1. Don’t ever say, “oh why diet, you should exercise!”, because that’s not true. I’m no nutrition expert but at least in my case, and countless people I know, especially women with PCOS, have benefitted more from dieting than from exercising. Even if they haven’t, shut the fuck up and mind your own business, unless you are a qualified nutritionist. Unless it’s something patently messed up, like starvation or something similar, or causing severe harm to their body systems, if its working, its working. You can’t imagine a life without biriyani, but I can, and it’s not torture worse than death, believe you me.

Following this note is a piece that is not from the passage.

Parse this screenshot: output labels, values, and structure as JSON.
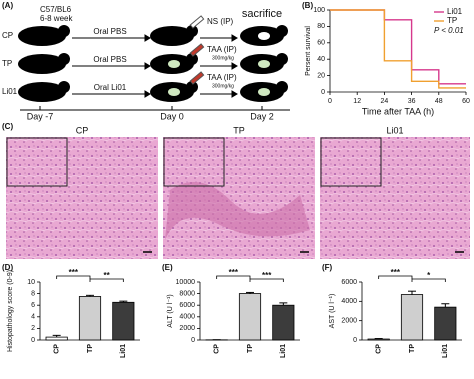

2. Be supportive: People might do extreme things to help their lifestyles, and you can help. My mother, like all GSB housewives, puts a healthy dose of sugar in every sabzi. To stop this when I’m around, she doesn’t keep the sugar bottle on the table. If you go visiting a friend who is on a diet, don’t carry cakes and sweets. Take some dried fruits instead. In fact, make that a default rule. If you need a sugar fix when you spend the weekend with your girlfriend, carry your own sugar and sweets and take it with you when you go. When you’re planning a night out with your low carbing fiance, check the menu beforehand or call ahead and ask. It’s not unheard of. And it’s really thoughtful. If you are visiting your folks for the weekend, call them and tell them that your partner isn’t going to eat rice and ask them to have an alternative, or in the worst case, declare it a pot luck and take your own low carb special. And if your wife needs to eat chicken, men, please talk to your parents and let her make it for herself in the kitchen. There’s nothing copious amounts of sanitizer and air freshener and a separate cutting board, knife and frying pan can’t do.

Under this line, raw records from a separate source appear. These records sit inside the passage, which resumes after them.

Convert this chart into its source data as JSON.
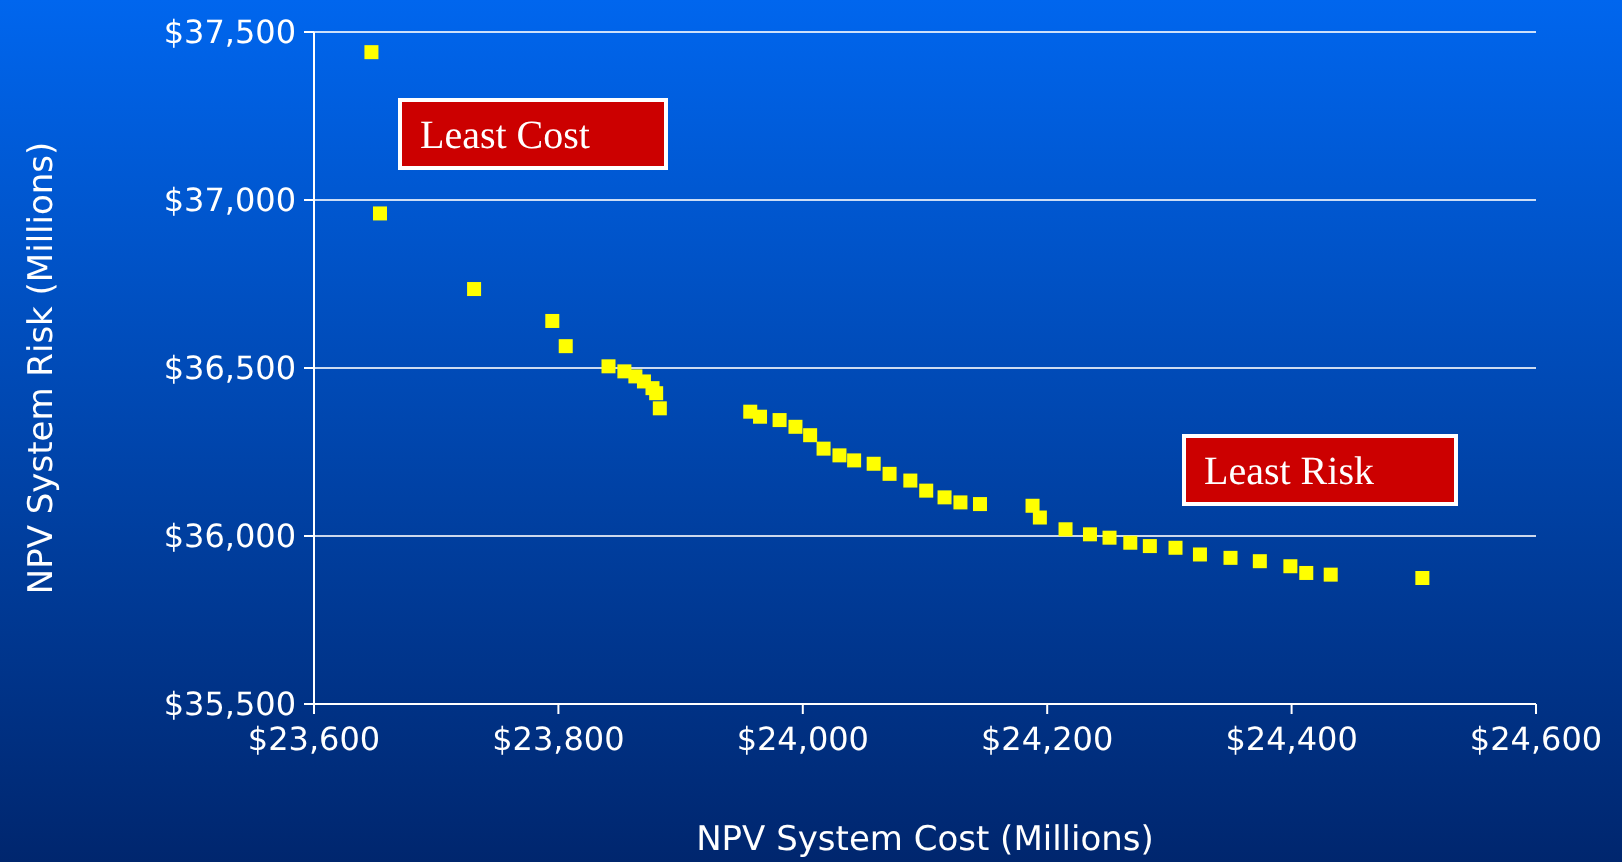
{
  "chart_data": {
    "type": "scatter",
    "xlabel": "NPV System Cost (Millions)",
    "ylabel": "NPV System Risk (Millions)",
    "x": [
      23647,
      23654,
      23731,
      23795,
      23806,
      23841,
      23854,
      23863,
      23870,
      23877,
      23880,
      23883,
      23957,
      23965,
      23981,
      23994,
      24006,
      24017,
      24030,
      24042,
      24058,
      24071,
      24088,
      24101,
      24116,
      24129,
      24145,
      24188,
      24194,
      24215,
      24235,
      24251,
      24268,
      24284,
      24305,
      24325,
      24350,
      24374,
      24399,
      24412,
      24432,
      24507
    ],
    "series": [
      {
        "color": "#ffff00",
        "values": [
          37440,
          36960,
          36735,
          36640,
          36565,
          36505,
          36490,
          36475,
          36460,
          36440,
          36425,
          36380,
          36370,
          36355,
          36345,
          36325,
          36300,
          36260,
          36240,
          36225,
          36215,
          36185,
          36165,
          36135,
          36115,
          36100,
          36095,
          36090,
          36055,
          36020,
          36005,
          35995,
          35980,
          35970,
          35965,
          35945,
          35935,
          35925,
          35910,
          35890,
          35885,
          35875
        ]
      }
    ],
    "xlim": [
      23600,
      24600
    ],
    "xticks": [
      {
        "value": 23600,
        "label": "$23,600"
      },
      {
        "value": 23800,
        "label": "$23,800"
      },
      {
        "value": 24000,
        "label": "$24,000"
      },
      {
        "value": 24200,
        "label": "$24,200"
      },
      {
        "value": 24400,
        "label": "$24,400"
      },
      {
        "value": 24600,
        "label": "$24,600"
      }
    ],
    "ylim": [
      35500,
      37500
    ],
    "yticks": [
      {
        "value": 35500,
        "label": "$35,500"
      },
      {
        "value": 36000,
        "label": "$36,000"
      },
      {
        "value": 36500,
        "label": "$36,500"
      },
      {
        "value": 37000,
        "label": "$37,000"
      },
      {
        "value": 37500,
        "label": "$37,500"
      }
    ],
    "grid": "y",
    "marker": "square",
    "annotations": [
      "Least Cost",
      "Least Risk"
    ]
  }
}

3. If you can’t be supportive, at least don’t be an asshole: Don’t schedule dates at dessert places, find someone else to go with you to that new ice cream parlour. I don’t want a chocolate cake but I don’t particularly enjoy sitting at, say, a Haagen Daaz where there is literally *nothing* I can eat, watching other people eat. When your wife, on the South Beach Diet, asks you to bring something to eat, don’t turn up with a white bread sandwich and say “oh, I forgot.”. If your daughter has to eat meat to bring up their protein levels, and if you have a vegetarian household, find a middle ground. Meal times are special and bring people together, so don’t make loved ones stand in a corner and eat, or be forced to buy food from outside. And refusing to make out with your husband who has been eating fish for omega 3s afterwards is equally bad form.

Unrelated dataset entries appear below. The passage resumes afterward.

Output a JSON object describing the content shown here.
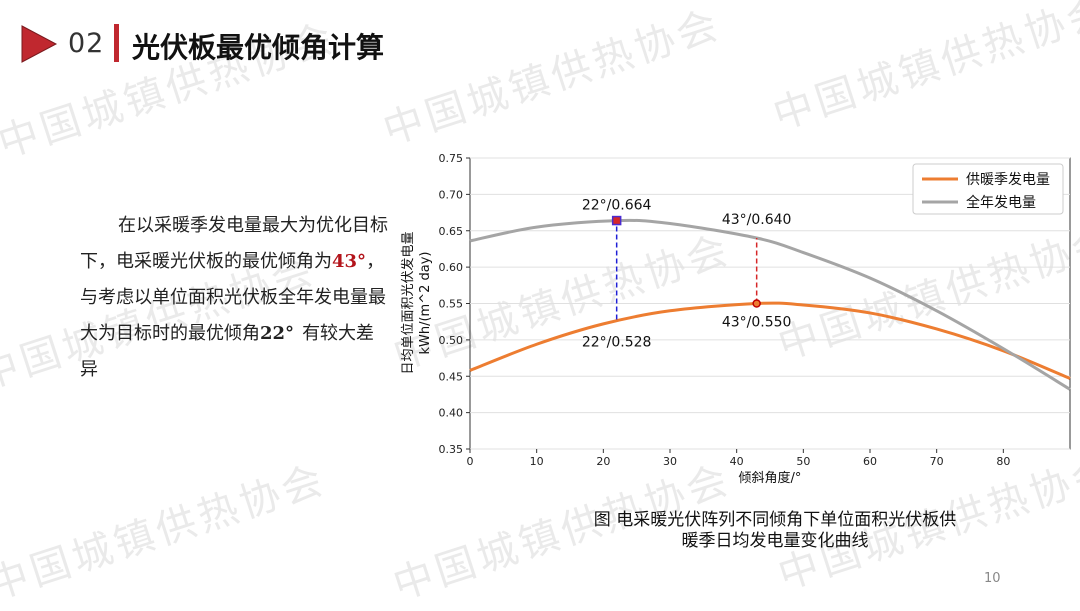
{
  "header": {
    "section_number": "02",
    "title": "光伏板最优倾角计算"
  },
  "watermark_text": "中国城镇供热协会",
  "body": {
    "line_part1": "在以采暖季发电量最大为优化目标下，电采暖光伏板的最优倾角为",
    "highlight_angle": "43°",
    "line_part2": "，与考虑以单位面积光伏板全年发电量最大为目标时的最优倾角",
    "bold_angle": "22°",
    "line_part3": "有较大差异"
  },
  "caption": {
    "line1": "图 电采暖光伏阵列不同倾角下单位面积光伏板供",
    "line2": "暖季日均发电量变化曲线"
  },
  "page_number": "10",
  "chart_data": {
    "type": "line",
    "xlabel": "倾斜角度/°",
    "ylabel_line1": "日均单位面积光伏发电量",
    "ylabel_line2": "kWh/(m^2 day)",
    "xlim": [
      0,
      90
    ],
    "ylim": [
      0.35,
      0.75
    ],
    "x_ticks": [
      0,
      10,
      20,
      30,
      40,
      50,
      60,
      70,
      80
    ],
    "y_ticks": [
      0.35,
      0.4,
      0.45,
      0.5,
      0.55,
      0.6,
      0.65,
      0.7,
      0.75
    ],
    "y_tick_labels": [
      "0.35",
      "0.40",
      "0.45",
      "0.50",
      "0.55",
      "0.60",
      "0.65",
      "0.70",
      "0.75"
    ],
    "grid": "horizontal",
    "legend_position": "top-right",
    "series": [
      {
        "name": "供暖季发电量",
        "color": "#ed7d31",
        "x": [
          0,
          10,
          20,
          30,
          43,
          50,
          60,
          70,
          80,
          90
        ],
        "y": [
          0.458,
          0.494,
          0.522,
          0.54,
          0.55,
          0.548,
          0.537,
          0.515,
          0.485,
          0.447
        ]
      },
      {
        "name": "全年发电量",
        "color": "#a5a5a5",
        "x": [
          0,
          10,
          22,
          30,
          43,
          50,
          60,
          70,
          80,
          90
        ],
        "y": [
          0.636,
          0.655,
          0.664,
          0.66,
          0.64,
          0.62,
          0.585,
          0.54,
          0.488,
          0.432
        ]
      }
    ],
    "annotations": [
      {
        "x": 22,
        "y": 0.664,
        "label": "22°/0.664"
      },
      {
        "x": 43,
        "y": 0.64,
        "label": "43°/0.640"
      },
      {
        "x": 22,
        "y": 0.528,
        "label": "22°/0.528"
      },
      {
        "x": 43,
        "y": 0.55,
        "label": "43°/0.550"
      }
    ],
    "marker_lines": [
      {
        "x": 22,
        "y_from": 0.528,
        "y_to": 0.664,
        "color": "#1f1fd6"
      },
      {
        "x": 43,
        "y_from": 0.55,
        "y_to": 0.64,
        "color": "#d62728"
      }
    ],
    "markers": [
      {
        "x": 22,
        "y": 0.664,
        "shape": "square",
        "color": "#d62728",
        "edge": "#4a2bd1"
      },
      {
        "x": 43,
        "y": 0.55,
        "shape": "circle",
        "color": "#ed7d31",
        "edge": "#c00000"
      }
    ]
  }
}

I’m bringing up PCOS one more time here because of the horror stories I’ve been hearing on DMs and reddit from women who want to go low carb but can’t because of the family – men, in laws, etc: if your wife/daughter in law needs to go low carb to help her PCOS, please help her. Besides the weight gain she is at risk of a whole host of other disorders including type Ii diabetes, Endometrial Cancer, Strokes etc. And if, like me, she’s also taking extreme steps so she can conceive, at least be the kind of person/family she would WANT to have a baby with, the one that makes the entire struggle worthwhile, not some inconsiderate douchebag who comes back from the US with skittles for her instead of pork rinds.

PS: to everyone who has been an asshole to me and my weight loss struggles: fuck you very much.

PPS: Yes, I know that low carb diets, including the Keto diet, can be done on vegetarian diets. However, it doesn’t work for everyone, and it didn’t work for me.